Açık Deniz ve Devletlerin Müdahale Yetkileri
Bir devlet için açık deniz alanları “iç sular, karasuları, takımada suları ve münhasır ekonomik bölge dışında kalan denizel alanlardır.” Yani aslında açık deniz, tüm devletlerin kullanımında olup yararlanmalarına açık bir alandır. Devletler, ulusal yetkileri altında olan gemiler üzerinde açık denizde de yetkilidir (1982 BM Deniz Hukuku Sözleşmesi Madde 92).
Açık deniz ifadesinden kasıt yalnızca su alanlarıdır. Bu rejimde deniz yatağına dair herhangi bir hüküm bulunmamaktadır. Bu nedenlerden ötürü, açık deniz alanları hiçbir devletin sahipliğinde değildir. Tüm devletlerin yararlanmasına açık bir alandır. Serbestlik ilkesi temeldir. Bu ilke doğrultusunda, kıyısı olsun veya olmasın tüm devletler açık denizlerden yararlanabilir. Ancak, serbestlik ilkesi kuralsızlık anlamına gelmemektedir. Devletlerin açık denizlerde yürütmüş olduğu veya olacağı tüm faaliyetlerin “barışçıl amaç” doğrultusunda gerçekleştirilmiş olması gerekmektedir. Bunun yanında, diğer devletlerin de çıkarlarına ve haklarına saygı göstererek faaliyetlerini yürütmesi gerekir.

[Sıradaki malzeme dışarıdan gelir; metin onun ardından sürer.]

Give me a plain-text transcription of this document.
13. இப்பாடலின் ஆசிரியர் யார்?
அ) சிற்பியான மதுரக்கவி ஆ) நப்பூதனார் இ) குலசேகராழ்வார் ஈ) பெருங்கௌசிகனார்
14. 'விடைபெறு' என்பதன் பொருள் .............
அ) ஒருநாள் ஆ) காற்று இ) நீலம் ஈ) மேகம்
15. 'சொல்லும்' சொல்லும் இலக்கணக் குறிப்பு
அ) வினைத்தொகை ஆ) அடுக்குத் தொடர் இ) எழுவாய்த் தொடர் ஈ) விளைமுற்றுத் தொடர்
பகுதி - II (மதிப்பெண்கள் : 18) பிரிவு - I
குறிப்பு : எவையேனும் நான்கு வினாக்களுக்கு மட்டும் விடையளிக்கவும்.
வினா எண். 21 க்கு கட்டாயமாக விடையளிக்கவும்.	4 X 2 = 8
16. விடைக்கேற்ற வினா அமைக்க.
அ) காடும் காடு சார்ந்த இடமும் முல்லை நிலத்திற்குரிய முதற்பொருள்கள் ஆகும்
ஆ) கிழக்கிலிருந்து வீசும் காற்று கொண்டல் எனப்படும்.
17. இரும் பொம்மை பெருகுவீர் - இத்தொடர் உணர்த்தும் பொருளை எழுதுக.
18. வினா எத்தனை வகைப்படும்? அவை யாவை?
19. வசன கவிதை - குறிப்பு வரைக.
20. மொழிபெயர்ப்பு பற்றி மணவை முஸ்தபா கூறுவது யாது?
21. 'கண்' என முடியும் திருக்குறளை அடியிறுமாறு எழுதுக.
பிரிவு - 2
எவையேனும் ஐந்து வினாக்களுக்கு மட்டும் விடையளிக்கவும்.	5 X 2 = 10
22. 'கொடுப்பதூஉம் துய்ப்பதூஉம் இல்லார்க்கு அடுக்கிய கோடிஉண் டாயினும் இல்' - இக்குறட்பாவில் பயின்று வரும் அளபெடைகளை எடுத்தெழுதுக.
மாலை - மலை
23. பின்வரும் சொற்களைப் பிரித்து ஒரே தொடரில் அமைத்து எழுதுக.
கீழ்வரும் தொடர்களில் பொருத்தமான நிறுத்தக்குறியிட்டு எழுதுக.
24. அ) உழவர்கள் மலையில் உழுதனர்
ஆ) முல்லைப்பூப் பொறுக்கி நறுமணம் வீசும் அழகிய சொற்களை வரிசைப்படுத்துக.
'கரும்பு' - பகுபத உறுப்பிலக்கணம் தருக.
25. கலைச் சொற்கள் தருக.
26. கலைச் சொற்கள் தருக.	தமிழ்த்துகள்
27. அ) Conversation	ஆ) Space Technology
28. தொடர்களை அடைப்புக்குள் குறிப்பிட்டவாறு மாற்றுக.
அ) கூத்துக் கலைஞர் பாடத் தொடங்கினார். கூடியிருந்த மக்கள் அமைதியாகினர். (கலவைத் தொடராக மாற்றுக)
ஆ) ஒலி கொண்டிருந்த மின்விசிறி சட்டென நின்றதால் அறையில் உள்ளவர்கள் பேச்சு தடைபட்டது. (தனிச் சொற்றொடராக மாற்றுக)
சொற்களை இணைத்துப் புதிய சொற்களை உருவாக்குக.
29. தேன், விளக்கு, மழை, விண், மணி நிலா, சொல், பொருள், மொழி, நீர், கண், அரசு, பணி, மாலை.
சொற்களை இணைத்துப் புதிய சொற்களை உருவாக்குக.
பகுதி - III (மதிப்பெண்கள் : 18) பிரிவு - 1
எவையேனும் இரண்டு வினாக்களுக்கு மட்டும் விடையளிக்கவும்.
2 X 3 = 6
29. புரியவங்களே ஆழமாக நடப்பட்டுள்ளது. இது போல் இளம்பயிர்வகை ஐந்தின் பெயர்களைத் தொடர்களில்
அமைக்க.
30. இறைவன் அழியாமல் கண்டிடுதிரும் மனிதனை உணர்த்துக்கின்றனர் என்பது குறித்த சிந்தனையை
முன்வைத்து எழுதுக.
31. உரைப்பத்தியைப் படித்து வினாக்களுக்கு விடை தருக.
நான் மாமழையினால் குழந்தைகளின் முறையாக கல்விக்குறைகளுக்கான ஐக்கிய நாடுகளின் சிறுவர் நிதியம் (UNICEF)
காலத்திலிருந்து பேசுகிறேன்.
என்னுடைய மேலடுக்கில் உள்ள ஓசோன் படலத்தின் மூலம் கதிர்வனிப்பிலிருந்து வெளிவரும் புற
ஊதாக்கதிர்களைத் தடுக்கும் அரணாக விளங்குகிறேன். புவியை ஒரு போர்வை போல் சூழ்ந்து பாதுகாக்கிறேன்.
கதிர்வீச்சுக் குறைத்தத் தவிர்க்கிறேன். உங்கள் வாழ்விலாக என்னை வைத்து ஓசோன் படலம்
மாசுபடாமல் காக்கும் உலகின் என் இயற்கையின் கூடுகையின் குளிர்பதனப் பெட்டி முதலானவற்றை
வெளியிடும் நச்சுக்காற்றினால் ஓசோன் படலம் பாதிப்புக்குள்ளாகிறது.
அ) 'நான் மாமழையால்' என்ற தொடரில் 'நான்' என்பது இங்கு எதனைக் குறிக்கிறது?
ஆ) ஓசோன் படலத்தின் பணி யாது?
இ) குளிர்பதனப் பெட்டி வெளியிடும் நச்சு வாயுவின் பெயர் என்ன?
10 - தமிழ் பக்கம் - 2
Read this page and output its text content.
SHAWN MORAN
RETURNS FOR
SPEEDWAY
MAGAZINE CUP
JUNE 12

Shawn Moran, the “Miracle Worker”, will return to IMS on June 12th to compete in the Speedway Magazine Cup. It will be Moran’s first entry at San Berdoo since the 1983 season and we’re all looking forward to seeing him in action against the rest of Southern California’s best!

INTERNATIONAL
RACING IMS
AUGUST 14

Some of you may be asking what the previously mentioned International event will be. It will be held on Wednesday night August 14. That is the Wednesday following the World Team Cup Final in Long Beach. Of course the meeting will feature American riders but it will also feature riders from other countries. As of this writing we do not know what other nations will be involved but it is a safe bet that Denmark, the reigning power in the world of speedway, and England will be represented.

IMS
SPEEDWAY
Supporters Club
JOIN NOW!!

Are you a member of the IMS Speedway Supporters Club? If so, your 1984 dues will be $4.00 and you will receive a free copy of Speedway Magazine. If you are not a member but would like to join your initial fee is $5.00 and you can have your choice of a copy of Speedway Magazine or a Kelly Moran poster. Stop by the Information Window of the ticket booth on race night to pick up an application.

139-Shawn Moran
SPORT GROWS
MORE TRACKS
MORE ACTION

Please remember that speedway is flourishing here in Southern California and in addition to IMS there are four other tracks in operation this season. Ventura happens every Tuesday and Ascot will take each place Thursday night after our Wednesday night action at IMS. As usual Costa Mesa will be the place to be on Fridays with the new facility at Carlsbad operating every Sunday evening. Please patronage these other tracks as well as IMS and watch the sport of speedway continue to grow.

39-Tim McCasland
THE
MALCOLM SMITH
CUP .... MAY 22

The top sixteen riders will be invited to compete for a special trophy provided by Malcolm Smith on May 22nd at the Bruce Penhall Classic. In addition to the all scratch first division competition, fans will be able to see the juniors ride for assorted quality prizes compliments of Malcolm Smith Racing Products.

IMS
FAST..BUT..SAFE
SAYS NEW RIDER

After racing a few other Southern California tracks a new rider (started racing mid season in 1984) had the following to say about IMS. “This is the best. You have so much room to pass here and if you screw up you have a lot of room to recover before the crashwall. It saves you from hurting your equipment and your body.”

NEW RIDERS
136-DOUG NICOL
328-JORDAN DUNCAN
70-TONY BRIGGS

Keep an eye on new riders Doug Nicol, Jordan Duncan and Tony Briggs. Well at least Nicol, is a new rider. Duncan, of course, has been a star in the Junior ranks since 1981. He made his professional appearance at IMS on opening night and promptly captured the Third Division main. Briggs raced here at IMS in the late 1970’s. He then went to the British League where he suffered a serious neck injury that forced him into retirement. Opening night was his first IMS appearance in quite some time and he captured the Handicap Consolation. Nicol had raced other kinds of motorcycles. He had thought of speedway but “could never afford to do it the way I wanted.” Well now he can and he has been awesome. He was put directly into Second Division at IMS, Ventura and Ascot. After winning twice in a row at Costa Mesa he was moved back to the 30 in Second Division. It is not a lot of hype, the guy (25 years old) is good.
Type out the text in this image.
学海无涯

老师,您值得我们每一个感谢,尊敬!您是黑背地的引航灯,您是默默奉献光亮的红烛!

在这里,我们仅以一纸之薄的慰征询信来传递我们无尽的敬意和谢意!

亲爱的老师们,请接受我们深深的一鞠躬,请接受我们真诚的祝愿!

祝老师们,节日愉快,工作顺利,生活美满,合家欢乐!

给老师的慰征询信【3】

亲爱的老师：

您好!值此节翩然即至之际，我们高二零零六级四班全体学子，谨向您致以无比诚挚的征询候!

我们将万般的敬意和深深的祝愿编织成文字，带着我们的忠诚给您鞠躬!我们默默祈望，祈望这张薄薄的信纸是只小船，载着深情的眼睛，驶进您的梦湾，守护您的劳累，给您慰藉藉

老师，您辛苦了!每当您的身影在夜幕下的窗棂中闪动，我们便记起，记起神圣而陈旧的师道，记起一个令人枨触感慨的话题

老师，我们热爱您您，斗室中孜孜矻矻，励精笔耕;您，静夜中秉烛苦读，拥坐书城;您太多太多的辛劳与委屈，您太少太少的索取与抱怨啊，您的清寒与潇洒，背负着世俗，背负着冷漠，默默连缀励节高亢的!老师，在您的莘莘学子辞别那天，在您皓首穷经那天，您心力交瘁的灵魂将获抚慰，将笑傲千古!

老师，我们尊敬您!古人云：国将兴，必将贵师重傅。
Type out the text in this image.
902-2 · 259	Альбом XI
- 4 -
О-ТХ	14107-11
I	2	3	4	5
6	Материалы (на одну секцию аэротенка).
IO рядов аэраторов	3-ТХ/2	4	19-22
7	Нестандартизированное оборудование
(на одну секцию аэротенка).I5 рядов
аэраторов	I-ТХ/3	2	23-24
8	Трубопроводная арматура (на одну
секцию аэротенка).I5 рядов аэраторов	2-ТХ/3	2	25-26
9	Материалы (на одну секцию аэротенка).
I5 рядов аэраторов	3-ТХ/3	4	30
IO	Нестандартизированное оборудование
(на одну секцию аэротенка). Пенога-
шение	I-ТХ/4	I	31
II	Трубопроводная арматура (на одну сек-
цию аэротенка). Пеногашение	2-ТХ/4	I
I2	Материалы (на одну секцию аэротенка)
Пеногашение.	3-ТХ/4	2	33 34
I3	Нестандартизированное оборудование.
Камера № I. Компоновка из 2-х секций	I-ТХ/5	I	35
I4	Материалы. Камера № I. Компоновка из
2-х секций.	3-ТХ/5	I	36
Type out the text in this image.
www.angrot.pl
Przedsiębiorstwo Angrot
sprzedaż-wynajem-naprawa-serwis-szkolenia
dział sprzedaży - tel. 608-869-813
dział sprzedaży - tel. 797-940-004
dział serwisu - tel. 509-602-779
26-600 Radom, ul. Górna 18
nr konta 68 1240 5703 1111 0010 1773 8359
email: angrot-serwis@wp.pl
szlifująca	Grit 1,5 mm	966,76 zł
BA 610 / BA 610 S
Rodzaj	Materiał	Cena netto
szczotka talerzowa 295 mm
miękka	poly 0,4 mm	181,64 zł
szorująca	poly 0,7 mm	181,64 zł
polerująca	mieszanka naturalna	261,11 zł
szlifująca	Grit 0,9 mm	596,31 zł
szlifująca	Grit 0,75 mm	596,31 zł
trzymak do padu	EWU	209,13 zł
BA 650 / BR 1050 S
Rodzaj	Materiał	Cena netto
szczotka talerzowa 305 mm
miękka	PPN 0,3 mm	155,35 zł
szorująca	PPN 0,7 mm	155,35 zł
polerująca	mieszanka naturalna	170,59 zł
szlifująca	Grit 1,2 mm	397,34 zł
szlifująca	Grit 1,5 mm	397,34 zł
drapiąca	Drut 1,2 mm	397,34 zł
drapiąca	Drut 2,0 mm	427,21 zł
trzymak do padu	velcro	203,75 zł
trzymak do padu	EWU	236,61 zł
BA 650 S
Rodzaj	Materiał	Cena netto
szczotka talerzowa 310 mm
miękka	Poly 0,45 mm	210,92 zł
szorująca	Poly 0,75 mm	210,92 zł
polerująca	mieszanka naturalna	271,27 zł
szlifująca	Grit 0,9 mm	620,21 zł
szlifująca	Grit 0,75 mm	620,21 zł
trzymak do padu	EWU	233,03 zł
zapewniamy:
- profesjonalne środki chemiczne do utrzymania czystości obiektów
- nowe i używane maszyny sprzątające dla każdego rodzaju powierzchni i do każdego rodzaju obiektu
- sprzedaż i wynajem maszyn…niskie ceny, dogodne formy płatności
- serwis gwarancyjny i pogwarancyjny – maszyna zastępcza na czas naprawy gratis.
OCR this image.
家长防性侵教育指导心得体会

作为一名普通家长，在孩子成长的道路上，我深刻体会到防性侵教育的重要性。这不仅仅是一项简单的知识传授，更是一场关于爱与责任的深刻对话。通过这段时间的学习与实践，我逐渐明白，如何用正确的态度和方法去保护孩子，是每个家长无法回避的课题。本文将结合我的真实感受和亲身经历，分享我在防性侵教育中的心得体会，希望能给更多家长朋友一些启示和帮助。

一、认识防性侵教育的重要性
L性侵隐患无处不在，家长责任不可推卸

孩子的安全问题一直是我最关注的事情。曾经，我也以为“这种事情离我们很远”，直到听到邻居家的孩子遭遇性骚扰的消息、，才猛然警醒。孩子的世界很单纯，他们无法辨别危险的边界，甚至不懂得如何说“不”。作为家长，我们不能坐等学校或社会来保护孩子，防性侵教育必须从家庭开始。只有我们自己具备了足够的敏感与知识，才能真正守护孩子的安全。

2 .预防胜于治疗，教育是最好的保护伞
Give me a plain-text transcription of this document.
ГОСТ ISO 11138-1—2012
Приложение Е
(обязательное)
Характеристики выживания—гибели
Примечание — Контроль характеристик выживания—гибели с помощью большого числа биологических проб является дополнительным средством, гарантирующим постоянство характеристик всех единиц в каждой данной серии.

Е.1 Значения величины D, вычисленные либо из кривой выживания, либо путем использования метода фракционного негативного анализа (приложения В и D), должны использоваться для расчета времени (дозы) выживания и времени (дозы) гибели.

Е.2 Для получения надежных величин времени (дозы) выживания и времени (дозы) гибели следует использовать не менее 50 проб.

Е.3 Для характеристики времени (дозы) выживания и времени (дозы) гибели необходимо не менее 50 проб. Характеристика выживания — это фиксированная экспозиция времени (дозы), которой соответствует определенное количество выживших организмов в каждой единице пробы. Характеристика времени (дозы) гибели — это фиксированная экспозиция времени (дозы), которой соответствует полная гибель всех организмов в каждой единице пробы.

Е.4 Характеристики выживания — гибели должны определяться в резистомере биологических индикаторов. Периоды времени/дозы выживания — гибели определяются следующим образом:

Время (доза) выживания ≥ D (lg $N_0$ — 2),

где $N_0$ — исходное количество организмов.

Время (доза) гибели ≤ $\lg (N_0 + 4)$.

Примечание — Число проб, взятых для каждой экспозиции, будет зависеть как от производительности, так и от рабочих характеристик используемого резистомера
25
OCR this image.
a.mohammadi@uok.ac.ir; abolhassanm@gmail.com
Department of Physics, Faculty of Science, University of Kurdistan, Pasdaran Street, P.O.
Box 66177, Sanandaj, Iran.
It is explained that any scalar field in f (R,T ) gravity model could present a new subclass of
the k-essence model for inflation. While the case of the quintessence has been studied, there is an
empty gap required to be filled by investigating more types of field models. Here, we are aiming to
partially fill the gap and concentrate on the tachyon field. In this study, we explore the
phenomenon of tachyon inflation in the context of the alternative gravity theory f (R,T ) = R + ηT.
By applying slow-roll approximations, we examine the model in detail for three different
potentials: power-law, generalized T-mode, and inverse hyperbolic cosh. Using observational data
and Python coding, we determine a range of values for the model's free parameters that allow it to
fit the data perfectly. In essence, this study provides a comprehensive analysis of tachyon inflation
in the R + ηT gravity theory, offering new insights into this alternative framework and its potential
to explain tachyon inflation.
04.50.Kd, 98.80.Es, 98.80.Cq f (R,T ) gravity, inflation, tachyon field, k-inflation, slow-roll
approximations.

Cenevre Açık Deniz Sözleşmesi ve BMDHS’ye göre devletler;
“Barış zamanında, özellikle deniz ulaşımı, açık deniz üzerindeki hava sahasında hava ulaşımı, balıkçılık ve canlı kaynakların avlanması, bilimsel araştırma, kablo ve boru döşeme ile bu alanda yapay ada ya da tesisler kurma” hakkına sahiptir. Her devlet bu haklardan eşit koşullarda yararlanabilir. Yine Cenevre Açık Deniz Sözleşmesi ve BMDHS’ye göre bir gemi, sadece bir devletin bayrağı altında yani bir devletin uyrukluğu altında seyahat edebilir. Bunun yanında, antlaşmalarda öngörülen bazı istisnai durumlar haricinde devletler, açık denizlerde kendi yargı yetkilerini kullanabilirler. BMDHS Madde 94/1, 2'de ifade edildiği gibi, “her devlet; idari, teknik ve sosyal meseleler konusunda bayrağını taşıyan gemiler üzerinde yargı yetkisini ve kontrolünü etkin bir şekilde kullanma hakkına sahiptir.”
Mavi Marmara olayının aslında açık denizlerde seyir halindeyken İsrail müdahalesinin yaşanmasının uluslararası hukuktaki uygunsuzluğuna bakacak olursak, Cenevre Açık Deniz Sözleşmesi Madde 8 ve BMDHS Madde 95 der ki: “Bir geminin bayrak devleti dışındaki hiçbir devletin, uluslararası hukukun izin verdiği istisnalar dışında, açık denizde bulunan gemilere müdahale edebilmesi, arama, soruşturma, el koyma ya da tutuklama gibi yetkiler kullanabilmesi mümkün değildir.” Bunun yanında, savaş gemileri ve kamu hizmeti gemileri hangi durum yaşanırsa yaşansın bayrak devletinin yetkisi altındadır.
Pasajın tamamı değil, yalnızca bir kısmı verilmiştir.